Forum Ellen White sur le site de la jeunesse adventiste

Thèmes : étude, emprunts littéraires

Salut Esaïe 40,

Quand tu dis que tu "remarques" penses-tu que cette démarche soit inutile, ou déplacée ? Je ne pense pas que ce soit ton idée. Des démarches sont en cours au niveau mondial comme au niveau de la division EUD (la nôtre) pour répondre de façon la plus objectiive à ces critiques. Pas question pour nous de discréditer les personnes qui ne lisent pas Ellen White comme le fait la communauté adventiste. Chacun est parfaitement libre d'agir et de penser comme il l'entend. Mais on peut discuter les arguments utilisés. Ceux du site de Dirk Anderson sont - en dépit des affirmations- très vielllots et pas scientifiques du tout. C'est bien mignon de redire qu'Ellen White, à titre d'exemple a copié certaines de ses déclarations ailleurs. Mais pourquoi ne pas aller plus loin et pourquoi limiter cette discussion à l'auteur Ellen White. Aujourd'hui il est clair pour n'importe quel universitaire sérieux que cette pratique était banale, que l'utilisation des notes de bas de page était rarrissime, que le débat sur les droits d'auteur que l'on copie est anachronique car discuté sur des bases juridiques des XXe -XXIe siècles, que cela se pratiquait comme Ellen White le fait dans d'autres domaines (musique, peinture, etc.). Enfin lorsqu'Ellen copie, 1° elle reformule souvent et fait rarement un copier-coller, et 2° elle prévient le lecteur comme en témoigne l'introduction de la Tragédie des siècles. Un dernier mot pour mentionner l'un des plus grands copieurs que personne ne critique, tant sa notoriété est grande : John Wesley, fondateur du méthodisme, qui non seulement a beaucoup copié, mais une fois un livre tout entier. Mais l'histoire ne s'arrête pas là, figure-toi que l'auteur est venu le remercier de l'avoir copié. Question de culture! Rien à voir avec la nôtre. Attention à lire l'histoire à l'envers, avec les lunettes de notre siècle. Surtout si c'est pour flageller et dénigrer comme le fait Dirk Anderson. Si nous prenions un à un ses arguments, nous pourrions observer la même démarche : sélectivité de l'information (on se croirait dans un journal à sensation type "Ici Paris"), polémique, absence critique scientifique, règlement de comptes.

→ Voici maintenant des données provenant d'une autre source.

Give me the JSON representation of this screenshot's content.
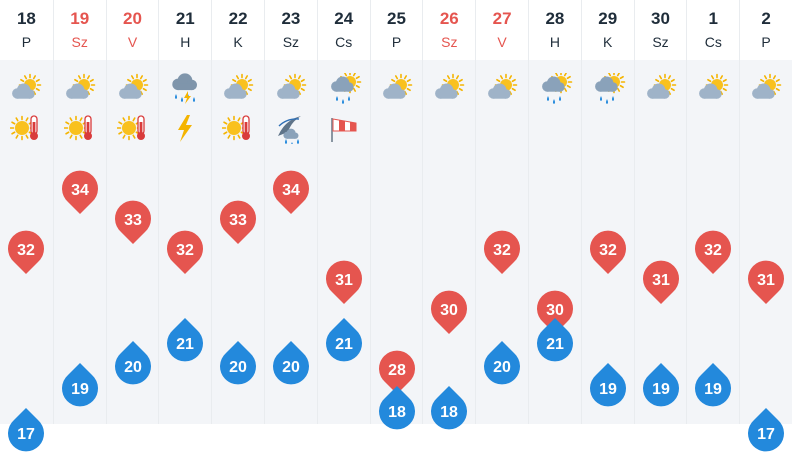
{
  "forecast": {
    "colors": {
      "max_marker": "#e5554f",
      "min_marker": "#2389dc",
      "weekend_text": "#e5554f",
      "weekday_text": "#1f2d3a",
      "column_bg": "#f3f5f8",
      "header_bg": "#ffffff"
    },
    "days": [
      {
        "date": "18",
        "name": "P",
        "weekend": false,
        "weather": "sun-cloud-icon",
        "warnings": [
          "heat-warning-icon"
        ],
        "max": "32",
        "min": "17"
      },
      {
        "date": "19",
        "name": "Sz",
        "weekend": true,
        "weather": "sun-cloud-icon",
        "warnings": [
          "heat-warning-icon"
        ],
        "max": "34",
        "min": "19"
      },
      {
        "date": "20",
        "name": "V",
        "weekend": true,
        "weather": "sun-cloud-icon",
        "warnings": [
          "heat-warning-icon"
        ],
        "max": "33",
        "min": "20"
      },
      {
        "date": "21",
        "name": "H",
        "weekend": false,
        "weather": "thunder-rain-icon",
        "warnings": [
          "lightning-warning-icon"
        ],
        "max": "32",
        "min": "21"
      },
      {
        "date": "22",
        "name": "K",
        "weekend": false,
        "weather": "sun-cloud-icon",
        "warnings": [
          "heat-warning-icon"
        ],
        "max": "33",
        "min": "20"
      },
      {
        "date": "23",
        "name": "Sz",
        "weekend": false,
        "weather": "sun-cloud-icon",
        "warnings": [
          "storm-warning-icon"
        ],
        "max": "34",
        "min": "20"
      },
      {
        "date": "24",
        "name": "Cs",
        "weekend": false,
        "weather": "sun-rain-icon",
        "warnings": [
          "wind-warning-icon"
        ],
        "max": "31",
        "min": "21"
      },
      {
        "date": "25",
        "name": "P",
        "weekend": false,
        "weather": "sun-cloud-icon",
        "warnings": [],
        "max": "28",
        "min": "18"
      },
      {
        "date": "26",
        "name": "Sz",
        "weekend": true,
        "weather": "sun-cloud-icon",
        "warnings": [],
        "max": "30",
        "min": "18"
      },
      {
        "date": "27",
        "name": "V",
        "weekend": true,
        "weather": "sun-cloud-icon",
        "warnings": [],
        "max": "32",
        "min": "20"
      },
      {
        "date": "28",
        "name": "H",
        "weekend": false,
        "weather": "sun-rain-icon",
        "warnings": [],
        "max": "30",
        "min": "21"
      },
      {
        "date": "29",
        "name": "K",
        "weekend": false,
        "weather": "sun-rain-icon",
        "warnings": [],
        "max": "32",
        "min": "19"
      },
      {
        "date": "30",
        "name": "Sz",
        "weekend": false,
        "weather": "sun-cloud-icon",
        "warnings": [],
        "max": "31",
        "min": "19"
      },
      {
        "date": "1",
        "name": "Cs",
        "weekend": false,
        "weather": "sun-cloud-icon",
        "warnings": [],
        "max": "32",
        "min": "19"
      },
      {
        "date": "2",
        "name": "P",
        "weekend": false,
        "weather": "sun-cloud-icon",
        "warnings": [],
        "max": "31",
        "min": "17"
      }
    ]
  }
}
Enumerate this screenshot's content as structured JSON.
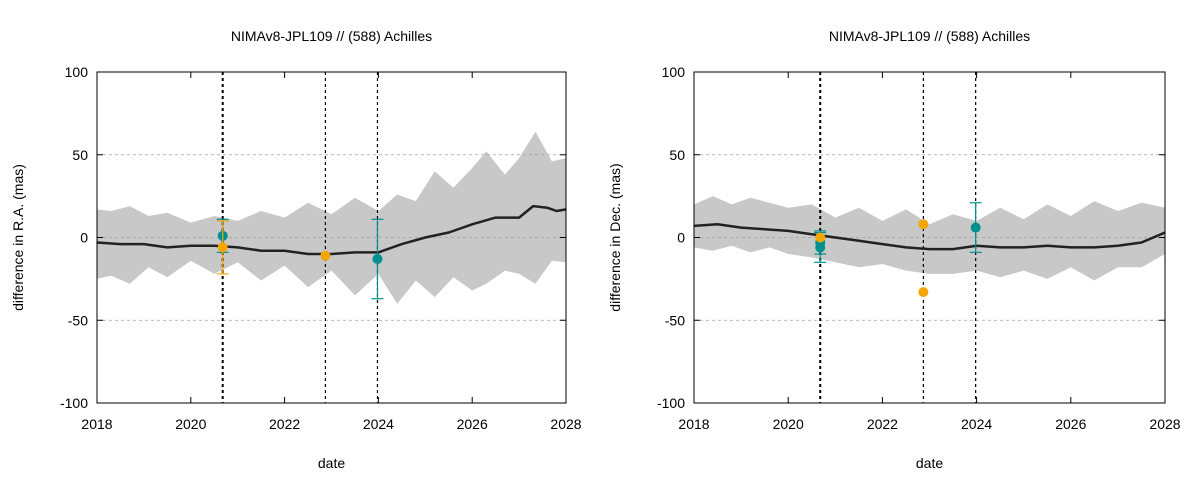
{
  "chart_data": [
    {
      "type": "line",
      "title": "NIMAv8-JPL109 // (588) Achilles",
      "xlabel": "date",
      "ylabel": "difference in R.A. (mas)",
      "xlim": [
        2018,
        2028
      ],
      "ylim": [
        -100,
        100
      ],
      "x_ticks": [
        "2018",
        "2020",
        "2022",
        "2024",
        "2026",
        "2028"
      ],
      "y_ticks": [
        "-100",
        "-50",
        "0",
        "50",
        "100"
      ],
      "grid": "y",
      "legend": "none",
      "vertical_markers": [
        2020.68,
        2022.87,
        2023.98
      ],
      "colors": {
        "band": "#c8c8c8",
        "line": "#222222",
        "teal": "#009090",
        "orange": "#f5a500",
        "marker_line": "#000000"
      },
      "series": [
        {
          "kind": "band",
          "x": [
            2018.0,
            2018.3,
            2018.7,
            2019.1,
            2019.5,
            2020.0,
            2020.5,
            2021.0,
            2021.5,
            2022.0,
            2022.5,
            2023.0,
            2023.5,
            2024.0,
            2024.4,
            2024.8,
            2025.2,
            2025.6,
            2026.0,
            2026.3,
            2026.7,
            2027.0,
            2027.35,
            2027.7,
            2028.0
          ],
          "upper": [
            17,
            16,
            19,
            13,
            15,
            9,
            13,
            10,
            16,
            12,
            21,
            14,
            24,
            16,
            26,
            22,
            40,
            30,
            42,
            52,
            38,
            48,
            64,
            46,
            48
          ],
          "lower": [
            -25,
            -23,
            -28,
            -18,
            -24,
            -14,
            -22,
            -15,
            -26,
            -17,
            -30,
            -20,
            -35,
            -22,
            -40,
            -26,
            -36,
            -24,
            -32,
            -28,
            -20,
            -22,
            -28,
            -14,
            -15
          ]
        },
        {
          "kind": "line",
          "x": [
            2018.0,
            2018.5,
            2019.0,
            2019.5,
            2020.0,
            2020.5,
            2021.0,
            2021.5,
            2022.0,
            2022.5,
            2023.0,
            2023.5,
            2024.0,
            2024.5,
            2025.0,
            2025.5,
            2026.0,
            2026.5,
            2027.0,
            2027.3,
            2027.6,
            2027.8,
            2028.0
          ],
          "y": [
            -3,
            -4,
            -4,
            -6,
            -5,
            -5,
            -6,
            -8,
            -8,
            -10,
            -10,
            -9,
            -9,
            -4,
            0,
            3,
            8,
            12,
            12,
            19,
            18,
            16,
            17
          ]
        },
        {
          "kind": "points",
          "color": "teal",
          "x": [
            2020.68,
            2023.98
          ],
          "y": [
            1,
            -13
          ],
          "err": [
            10,
            24
          ]
        },
        {
          "kind": "points",
          "color": "orange",
          "x": [
            2020.68,
            2022.87
          ],
          "y": [
            -6,
            -11
          ],
          "err": [
            16,
            0
          ]
        }
      ]
    },
    {
      "type": "line",
      "title": "NIMAv8-JPL109 // (588) Achilles",
      "xlabel": "date",
      "ylabel": "difference in Dec. (mas)",
      "xlim": [
        2018,
        2028
      ],
      "ylim": [
        -100,
        100
      ],
      "x_ticks": [
        "2018",
        "2020",
        "2022",
        "2024",
        "2026",
        "2028"
      ],
      "y_ticks": [
        "-100",
        "-50",
        "0",
        "50",
        "100"
      ],
      "grid": "y",
      "legend": "none",
      "vertical_markers": [
        2020.68,
        2022.87,
        2023.98
      ],
      "colors": {
        "band": "#c8c8c8",
        "line": "#222222",
        "teal": "#009090",
        "orange": "#f5a500",
        "marker_line": "#000000"
      },
      "series": [
        {
          "kind": "band",
          "x": [
            2018.0,
            2018.4,
            2018.8,
            2019.2,
            2019.6,
            2020.0,
            2020.5,
            2021.0,
            2021.5,
            2022.0,
            2022.5,
            2023.0,
            2023.5,
            2024.0,
            2024.5,
            2025.0,
            2025.5,
            2026.0,
            2026.5,
            2027.0,
            2027.5,
            2028.0
          ],
          "upper": [
            20,
            25,
            20,
            24,
            21,
            18,
            20,
            12,
            18,
            10,
            17,
            8,
            14,
            10,
            18,
            11,
            20,
            13,
            22,
            16,
            21,
            18
          ],
          "lower": [
            -6,
            -8,
            -5,
            -9,
            -6,
            -10,
            -12,
            -15,
            -18,
            -16,
            -20,
            -22,
            -22,
            -20,
            -24,
            -20,
            -25,
            -18,
            -26,
            -18,
            -18,
            -10
          ]
        },
        {
          "kind": "line",
          "x": [
            2018.0,
            2018.5,
            2019.0,
            2019.5,
            2020.0,
            2020.5,
            2021.0,
            2021.5,
            2022.0,
            2022.5,
            2023.0,
            2023.5,
            2024.0,
            2024.5,
            2025.0,
            2025.5,
            2026.0,
            2026.5,
            2027.0,
            2027.5,
            2028.0
          ],
          "y": [
            7,
            8,
            6,
            5,
            4,
            2,
            0,
            -2,
            -4,
            -6,
            -7,
            -7,
            -5,
            -6,
            -6,
            -5,
            -6,
            -6,
            -5,
            -3,
            3
          ]
        },
        {
          "kind": "points",
          "color": "teal",
          "x": [
            2020.68,
            2020.68,
            2023.98
          ],
          "y": [
            -3,
            -6,
            6
          ],
          "err": [
            7,
            9,
            15
          ]
        },
        {
          "kind": "points",
          "color": "orange",
          "x": [
            2020.68,
            2022.87,
            2022.87
          ],
          "y": [
            0,
            8,
            -33
          ],
          "err": [
            0,
            0,
            0
          ]
        }
      ]
    }
  ]
}
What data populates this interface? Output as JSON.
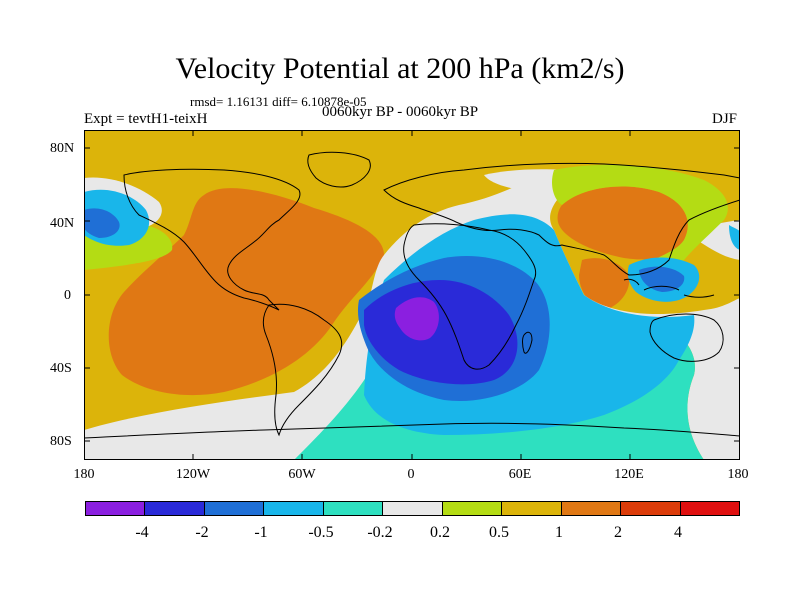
{
  "title": "Velocity Potential at 200 hPa (km2/s)",
  "stats": "rmsd= 1.16131 diff= 6.10878e-05",
  "left_label": "Expt = tevtH1-teixH",
  "center_label": "0060kyr BP - 0060kyr BP",
  "right_label": "DJF",
  "lat_labels": [
    "80N",
    "40N",
    "0",
    "40S",
    "80S"
  ],
  "lon_labels": [
    "180",
    "120W",
    "60W",
    "0",
    "60E",
    "120E",
    "180"
  ],
  "colorbar": {
    "colors": [
      "#8b1fe0",
      "#2a2ad8",
      "#1f6fd6",
      "#19b6ea",
      "#2ee0c0",
      "#e8e8e8",
      "#b4dc14",
      "#dcb40a",
      "#e07814",
      "#dc3c0a",
      "#e01010"
    ],
    "labels": [
      "-4",
      "-2",
      "-1",
      "-0.5",
      "-0.2",
      "0.2",
      "0.5",
      "1",
      "2",
      "4"
    ]
  },
  "regions": {
    "background": "#dcb40a",
    "positive_2": "#e07814",
    "neutral": "#e8e8e8",
    "pos_0_2": "#b4dc14",
    "neg_0_2": "#2ee0c0",
    "neg_0_5": "#19b6ea",
    "neg_1": "#1f6fd6",
    "neg_2": "#2a2ad8",
    "neg_4": "#8b1fe0"
  }
}
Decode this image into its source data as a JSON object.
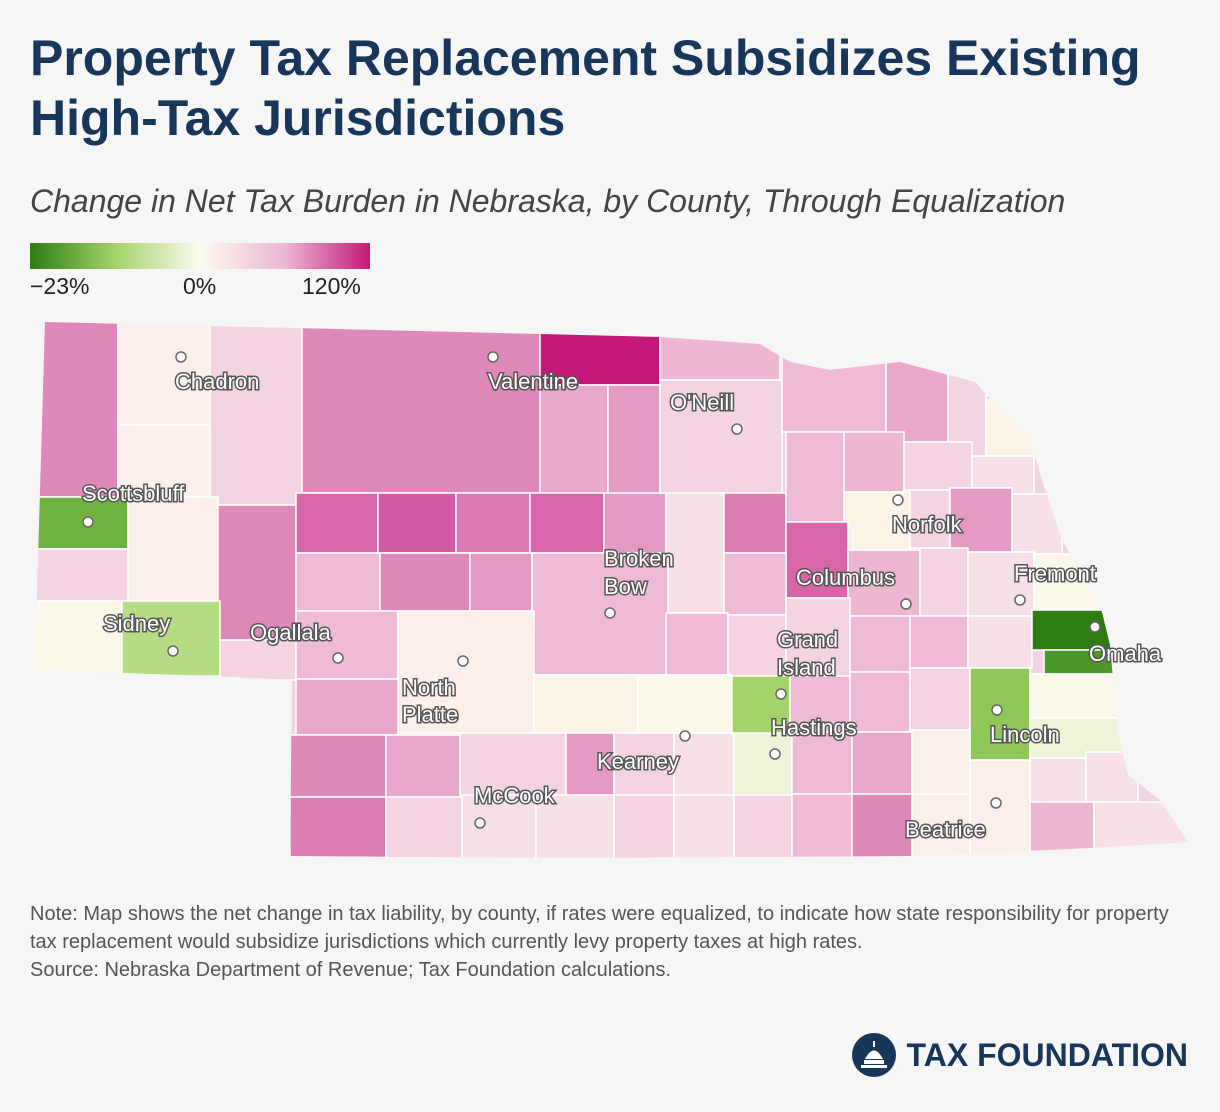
{
  "title": "Property Tax Replacement Subsidizes Existing High-Tax Jurisdictions",
  "subtitle": "Change in Net Tax Burden in Nebraska, by County, Through Equalization",
  "legend": {
    "min_label": "−23%",
    "mid_label": "0%",
    "max_label": "120%",
    "colors": [
      "#2e7d12",
      "#a3d36b",
      "#fbfaef",
      "#edb7d2",
      "#c4177a"
    ]
  },
  "map": {
    "state": "Nebraska",
    "cities": [
      {
        "name": "Chadron",
        "label": "Chadron"
      },
      {
        "name": "Valentine",
        "label": "Valentine"
      },
      {
        "name": "ONeill",
        "label": "O'Neill"
      },
      {
        "name": "Scottsbluff",
        "label": "Scottsbluff"
      },
      {
        "name": "Norfolk",
        "label": "Norfolk"
      },
      {
        "name": "Broken Bow",
        "label_lines": [
          "Broken",
          "Bow"
        ]
      },
      {
        "name": "Columbus",
        "label": "Columbus"
      },
      {
        "name": "Fremont",
        "label": "Fremont"
      },
      {
        "name": "Sidney",
        "label": "Sidney"
      },
      {
        "name": "Ogallala",
        "label": "Ogallala"
      },
      {
        "name": "Grand Island",
        "label_lines": [
          "Grand",
          "Island"
        ]
      },
      {
        "name": "Omaha",
        "label": "Omaha"
      },
      {
        "name": "North Platte",
        "label_lines": [
          "North",
          "Platte"
        ]
      },
      {
        "name": "Hastings",
        "label": "Hastings"
      },
      {
        "name": "Lincoln",
        "label": "Lincoln"
      },
      {
        "name": "Kearney",
        "label": "Kearney"
      },
      {
        "name": "McCook",
        "label": "McCook"
      },
      {
        "name": "Beatrice",
        "label": "Beatrice"
      }
    ]
  },
  "note": "Note: Map shows the net change in tax liability, by county, if rates were equalized, to indicate how state responsibility for property tax replacement would subsidize jurisdictions which currently levy property taxes at high rates.",
  "source": "Source: Nebraska Department of Revenue; Tax Foundation calculations.",
  "brand": "TAX FOUNDATION"
}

Concernant ta remarque sur l'élitisme, pardonne-moi de te répondre un peu sévèrement. Non le blog ne cherche pas à faire d'élitisme. Comme dans d'autres domaines de la spiritualité, je crois que nous ne pouvons pas nour contenter de lire la Bible -ainsi qu'Ellen White- au ras des coquelicots. C'est très dangereux à bien des égards. Ceci dit, comme l'apôtre Pierre qui parlait de quelques écrits "difficiles" de Paul, je crois que bien des écrits d'Ellen White sont accessibles sans difficulté. D'autres demandent une analyse, une contextualisation tout à fait indispensable. C'est tout aussi vrai de la Bible. Mais qu'il s'agisse des textes difficiles comme de ceux qui sont plus simples, chacun des textes demande exigence, sérieux, rigueur, amour de la réalité, de la vérité. Cela n'a hélas pas toujours été le cas de tous ses lecteurs. Ce sont certains d'entre eux plus qu'elle qui en réalité posent les problèmes les plus graves.

Pas d'élitisme donc, mais cessons de cultiver l'idée que la Bible ou Ellen White ne se lisent que de façon littérale, sans examen du contetxe. Je crois que ces merveilleuses sources méritent notre temps, notre plus grand sérieux, notre plus profonde joie, notre effort. Cela coûte, mais quel bonheur!